In 2011, before AVG bought it, the company complied with a court order to hand over data that helped in confirming the identities of individuals involved in the LulzSec hacking case. HMA nonetheless promotes its services as a means of bypassing internet censorship under oppressive regimes, saying that as “we follow UK law, there isn’t a law that prohibits the use of Egyptians gaining access to blocked websites such as Twitter, even if there is one in Egypt”.
In keeping with this, HMA’s glossy client includes a Freedom Mode lets you “access the web via the closest free-speech country”. Other settings enable automatic connection to the VPN as soon as Windows launches, SOCKS5 proxying and a Secure IP Bond feature that allows you specify applications that you want to allow online only when the encrypted VPN connection is up and running
Sadly, it didn’t work for watching BBC iPlayer from a UK endpoint, although we were able to catch up with US Netflix without any trouble.
Hide My Ass! is one of the more expensive VPN providers around; a month-to-month subscription costs £7.99, while a £59.88 annual subscription works out at £4.99 a month. Physical editions containing a licence key are available to buy for the privacy-conscious.
Related: What is a VPN?
Hide My Ass – Performance
HMA’s performance in our heavy-duty data transfer tests hovered around the average mark with a quick and stable 6.4MB/s (FTP) to 6.9MB/s (HTTP) via its UK endpoints – that’s around 52Mbit/s.

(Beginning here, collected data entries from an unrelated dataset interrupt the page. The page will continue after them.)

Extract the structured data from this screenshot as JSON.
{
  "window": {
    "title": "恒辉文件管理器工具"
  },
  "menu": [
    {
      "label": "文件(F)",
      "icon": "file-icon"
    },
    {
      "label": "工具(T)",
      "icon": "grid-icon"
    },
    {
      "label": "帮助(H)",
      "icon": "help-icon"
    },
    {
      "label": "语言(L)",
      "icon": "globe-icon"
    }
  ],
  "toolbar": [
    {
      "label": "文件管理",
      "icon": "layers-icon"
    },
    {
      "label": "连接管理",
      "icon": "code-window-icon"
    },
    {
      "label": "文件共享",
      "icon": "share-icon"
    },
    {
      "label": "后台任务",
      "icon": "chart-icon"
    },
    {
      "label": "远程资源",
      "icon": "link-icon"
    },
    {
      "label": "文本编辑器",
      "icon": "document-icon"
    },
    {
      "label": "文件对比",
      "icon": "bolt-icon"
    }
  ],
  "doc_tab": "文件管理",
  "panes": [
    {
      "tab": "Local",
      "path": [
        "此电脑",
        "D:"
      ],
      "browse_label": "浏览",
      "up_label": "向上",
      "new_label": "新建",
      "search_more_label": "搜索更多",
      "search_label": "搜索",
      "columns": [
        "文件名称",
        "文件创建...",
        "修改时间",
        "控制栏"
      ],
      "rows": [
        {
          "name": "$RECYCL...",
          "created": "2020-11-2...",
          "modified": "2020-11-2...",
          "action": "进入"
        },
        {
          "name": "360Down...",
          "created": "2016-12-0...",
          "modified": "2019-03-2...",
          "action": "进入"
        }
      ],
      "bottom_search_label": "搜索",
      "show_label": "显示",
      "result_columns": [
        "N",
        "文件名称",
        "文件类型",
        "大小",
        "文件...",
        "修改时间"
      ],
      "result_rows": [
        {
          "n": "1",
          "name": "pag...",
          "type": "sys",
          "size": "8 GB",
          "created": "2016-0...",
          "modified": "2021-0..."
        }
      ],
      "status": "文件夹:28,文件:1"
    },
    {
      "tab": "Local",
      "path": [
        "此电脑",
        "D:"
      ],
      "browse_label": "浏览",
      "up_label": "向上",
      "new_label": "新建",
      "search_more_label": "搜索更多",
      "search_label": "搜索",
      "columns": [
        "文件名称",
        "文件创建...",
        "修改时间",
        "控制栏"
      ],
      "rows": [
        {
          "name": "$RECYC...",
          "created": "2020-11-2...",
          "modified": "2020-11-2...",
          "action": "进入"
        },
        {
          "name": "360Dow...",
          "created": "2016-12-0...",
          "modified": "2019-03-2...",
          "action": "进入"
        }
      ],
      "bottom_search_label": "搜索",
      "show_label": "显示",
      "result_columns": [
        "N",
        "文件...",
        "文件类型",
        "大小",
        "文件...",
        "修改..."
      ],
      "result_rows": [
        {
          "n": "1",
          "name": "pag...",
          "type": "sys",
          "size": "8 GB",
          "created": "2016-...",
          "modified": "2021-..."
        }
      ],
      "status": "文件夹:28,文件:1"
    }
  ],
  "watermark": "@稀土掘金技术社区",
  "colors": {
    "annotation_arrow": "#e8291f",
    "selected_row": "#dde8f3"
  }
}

Things look even better over in the Netherlands, where we saw FTP download speeds of 8.8MB/s and HTTP ones of 7.2MB/s. VPN connections to the US are almost invariably slower than those to closer geographic endpoints, and Hide My Ass’s steady 2.12MB/s was below average, but is still fine for browsing news sites that don’t yet support GDPR and streaming the latest big-budget TV series.
Verdict
If you need to virtually “be” in a specific location to access a given service or make sure that your own web services are accessible, and if you don’t care about media streaming, HMA is definitely the provider to go for thanks to its massive range of endpoint countries.
However, unless you specifically need an endpoint that its rivals don’t offer, Kaspersky Secure Connection is faster and cheaper, while Private Internet Access’s no-logging policy has been demonstrated in court.